Here's a recipe I found in our local Supermarket ad. It is DELICIOUS!!! Even though it has cherry pie filling in the sauce, it's not overly sweet. I hope you all enjoy!

Cherry Delicious Ribs

8 pounds pork spareribs
1 21 oz. can cherry pie filling
1/2 cup onion; chopped
2 tbs. olive oil
1/4 cup soy Sauce
2 tbs. spicy brown mustard
1 tsp. ground ginger
1 tsp. Worcestershire sauce

1. Cut the ribs into serving portions of 2 or 3 ribs each. In a large saucepan or Dutch oven, simmer ribs, covered, in salted water 45 to 50 minutes or until tender; drain. 2. In an electric blender or food processor container, puree cherry filling until smooth. 3. In a large saucepan, cook onion in olive oil until tender. Add pureed cherry filling, soy sauce, mustard, ginger and Worcestershire sauce; mix well. Simmer uncovered for 10 to 15 minutes, stirring occasionally.

4. Place ribs on gas grill over low heat or on charcoal grill 4 to 6 inches from slow coals. Turn ribs 3 or 4 times and brush frequently with sauce. Cook 25 minutes, or until done; discard any remaining sauce.

recipelink.com (04:41:57

Title: Cherry Crisp
Posted By: Donna,Pa
Date: July 1st 1998
Board: recipelink.com Cooking Club Cherry Crisp
Source: American Diabetes Assoc. Family Cookbook

1 16 oz can sour red cherries, pits removed
4 tsp. sugar
1 and 1/2 tbsp cornstarch
1/4 tsp almond extract

Topping
1/2 cup quick oats
2 tbsp margarine
2 tbsp chopped walnuts

Drain cherries, reserving 3/4 cup juice.

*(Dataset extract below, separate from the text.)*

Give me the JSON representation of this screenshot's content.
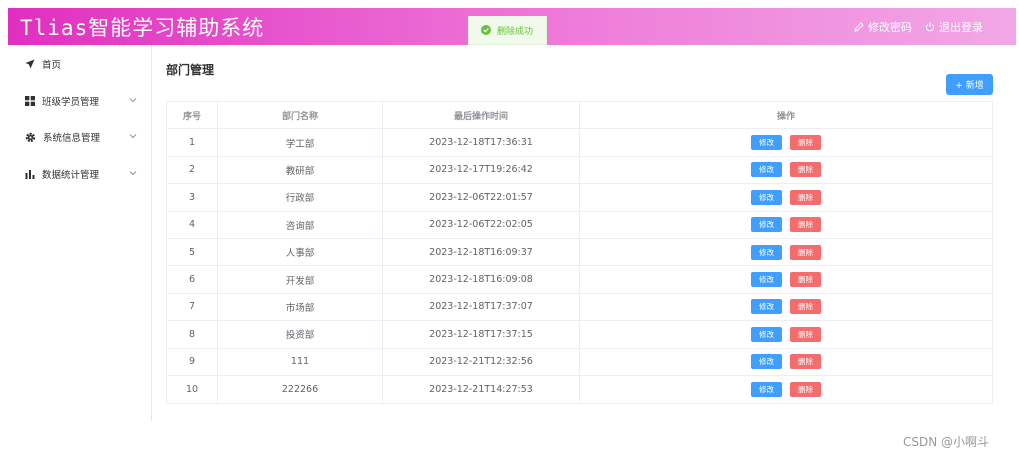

Combine small amount of juice, cornstarch and sugar in a saucepan. Stir in remaining juice. Cook over moderate heat, stirring constantly until thick and clear. Remove from heat and add cherries and extract. Spread in and 8 inch square pan. Mix oats and walnuts in small bowl. Add margarine and mix well with pastry blender or fork. This will be crumbly. Sprinkle over cherries. Bake at 375^ for 20 minutes or until topping is browned. Serve warm or cold. Warm with vanilla ice cream.. yummy!!!

recipelink.com (04:40:01

Title: Chocolate-dipped Cherry Shortbread
Posted By: Sharon,N.C.
Date: September 27th 1998
Board: recipelink.com - A Board For Bakers

1/2 cup maraschino cherries, chopped
1 1/4 cup all-purpose flour
3 TBSP. sugar
1/2 cup butter ( NOT margarine )
1 TBSP. milk
2 or 3 drops red food coloring ( optional)
1 cup semi-sweet chocolate chips
4 tsp. shortening

Drain cherries on paper towels.
In a medium mixing bowl, stir together the flour and the sugar.
Using a pastry blender, cut in the butter until mixture resembles fine crumbs.
Stir in the cherries, milk, and, if using, food coloring.
Form into a ball; knead until smooth.
Shape dough into 1" balls.
Place 2" apart onto ungreased cookie sheets.
Using the bottom of a glass, slightly flatten balls to 1/2" thickness.
Bake in a 325 degrees F. oven for about 20 minutes or until edges are firm and bottoms are lightly browned.
Remove cookies to a wire rack to cool completely.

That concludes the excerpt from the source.